Elizabeth Matheson has fifteen years of experience as a curator, lecturer, and writer in the field of contemporary art and moving imagery. She has worked with artist-run centers, galleries, universities, government agencies and cultural organizations in Canada, and organized conferences in a number of institutions.  Matheson lectures widely, most recently at the Armenian Center For Contemporary Experimental Art, University of Oxford and Cambridge University’s Moving Image and Institution: Cinema and the Museum in the 21st Century. Matheson also has developed pioneering approaches to collaborative and cross-disciplinary work including the co-founding of the Strandline Curatorial Collective. She serves as an advisor to Prefix Institute of Contemporary Art (Toronto), the Prince Claus Fund (Amsterdam), Victor Pinchuk Foundation (Ukraine) and is a member of the International Association of Art Critics (AICA) and the International Association of Curators of Contemporary Art (IKT). She has been published internationally and her works have been translated into several languages, and included in university curricula in the United States. Matheson has been awarded grants from the Canada Council for the Arts and a recipient of the Management of the Arts Certificate from The Banff Centre.


Organizer

Adam Martin is a Mohawk artist originally from Six Nations of the Grand River. He has served as the Artist in Residence – Urban Outreach Program and Gallery Facilitator for the MacKenzie Art Gallery. He is currently the Director of Sakewewak First Nations Artists’ Collective in Regina.


Organizer

Mary Blackstone, PhD, is a freelance dramaturg, cultural historian and educator. She is Professor Emerita in the Theatre Department at the University of Regina and Director of the Centre for the Study of Script Development, a research centre devoted to alternative approaches to the development of new dramatic work for stage, screen and new media. She served as the first Dean of Fine Arts at the University of Regina, as well as the President of the Canadian Association of Fine Arts Deans and member of the Executive of the International Council of Fine Arts Deans. She has also served on the boards of several local arts organizations including the MacKenzie Art Gallery and the Regina Symphony Orchestra.

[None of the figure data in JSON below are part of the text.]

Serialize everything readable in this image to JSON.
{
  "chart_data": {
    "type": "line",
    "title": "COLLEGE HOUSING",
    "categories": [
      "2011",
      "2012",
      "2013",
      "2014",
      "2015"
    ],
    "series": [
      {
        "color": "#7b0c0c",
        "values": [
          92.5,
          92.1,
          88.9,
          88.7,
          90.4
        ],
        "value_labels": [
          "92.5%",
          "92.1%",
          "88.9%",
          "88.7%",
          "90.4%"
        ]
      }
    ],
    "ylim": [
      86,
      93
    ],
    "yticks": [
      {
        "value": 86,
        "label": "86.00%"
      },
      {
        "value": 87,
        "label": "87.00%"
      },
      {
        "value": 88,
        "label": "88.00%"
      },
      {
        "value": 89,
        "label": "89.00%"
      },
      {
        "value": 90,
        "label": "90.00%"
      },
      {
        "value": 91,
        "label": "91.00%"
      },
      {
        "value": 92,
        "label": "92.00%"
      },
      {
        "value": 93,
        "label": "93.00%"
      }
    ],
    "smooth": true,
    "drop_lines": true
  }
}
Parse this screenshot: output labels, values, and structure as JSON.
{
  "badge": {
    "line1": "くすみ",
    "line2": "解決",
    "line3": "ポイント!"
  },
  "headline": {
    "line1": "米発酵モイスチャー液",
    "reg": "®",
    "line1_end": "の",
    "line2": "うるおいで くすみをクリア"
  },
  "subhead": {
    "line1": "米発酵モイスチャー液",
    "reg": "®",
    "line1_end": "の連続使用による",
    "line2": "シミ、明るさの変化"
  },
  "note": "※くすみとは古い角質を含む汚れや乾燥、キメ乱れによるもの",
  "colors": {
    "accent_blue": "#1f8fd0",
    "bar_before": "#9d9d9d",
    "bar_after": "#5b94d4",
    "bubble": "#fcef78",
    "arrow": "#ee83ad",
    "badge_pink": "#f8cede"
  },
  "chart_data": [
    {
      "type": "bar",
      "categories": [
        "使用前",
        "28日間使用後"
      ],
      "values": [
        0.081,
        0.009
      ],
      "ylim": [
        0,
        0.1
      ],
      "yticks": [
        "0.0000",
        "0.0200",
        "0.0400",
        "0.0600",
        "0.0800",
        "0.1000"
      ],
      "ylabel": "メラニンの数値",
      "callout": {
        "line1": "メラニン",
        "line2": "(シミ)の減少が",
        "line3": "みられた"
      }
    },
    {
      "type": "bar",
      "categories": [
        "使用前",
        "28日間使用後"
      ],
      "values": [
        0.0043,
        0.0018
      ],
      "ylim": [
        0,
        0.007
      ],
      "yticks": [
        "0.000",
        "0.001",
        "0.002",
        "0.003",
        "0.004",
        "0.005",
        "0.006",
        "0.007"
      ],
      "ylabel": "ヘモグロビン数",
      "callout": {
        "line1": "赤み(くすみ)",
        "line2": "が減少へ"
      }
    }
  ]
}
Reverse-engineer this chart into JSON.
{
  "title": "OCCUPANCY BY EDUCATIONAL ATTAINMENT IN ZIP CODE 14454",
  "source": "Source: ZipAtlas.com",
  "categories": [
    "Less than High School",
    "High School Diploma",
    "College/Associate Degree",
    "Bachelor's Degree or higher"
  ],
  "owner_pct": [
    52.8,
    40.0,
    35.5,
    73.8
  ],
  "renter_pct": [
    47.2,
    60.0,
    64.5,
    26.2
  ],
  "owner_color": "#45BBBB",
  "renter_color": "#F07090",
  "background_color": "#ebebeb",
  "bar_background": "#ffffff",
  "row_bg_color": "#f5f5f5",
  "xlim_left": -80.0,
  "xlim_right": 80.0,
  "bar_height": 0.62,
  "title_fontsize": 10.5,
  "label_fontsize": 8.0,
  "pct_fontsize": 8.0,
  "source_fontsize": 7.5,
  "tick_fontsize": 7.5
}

She is currently Treasurer and Chair of Research for the Saskatchewan Arts Alliance.


Organizer

Moira Day, PhD, is a Professor at the University of Saskatchewan.  A former book editor and co-editor of Theatre Research in Canada, she has edited two anthologies The Hungry Spirit, by Elsie Park Gowan, an important pioneer in the early western Canadian theatre and The West of All Possible Worlds, an anthology of contemporary Prairie playwrights. She has also contributed chapters on Jamie Portman to Crossing the Boundaries, a major study on English-language Canadian Theatre criticism, and on theatre in translation in to Les Théâtres Professionel du Canada Francophone; her other articles have appeared in Prairie Forum, Theatre Research in Canada, Essays in Theatre, Theatre InSight, Canadian Theatre Review and NeWest Review.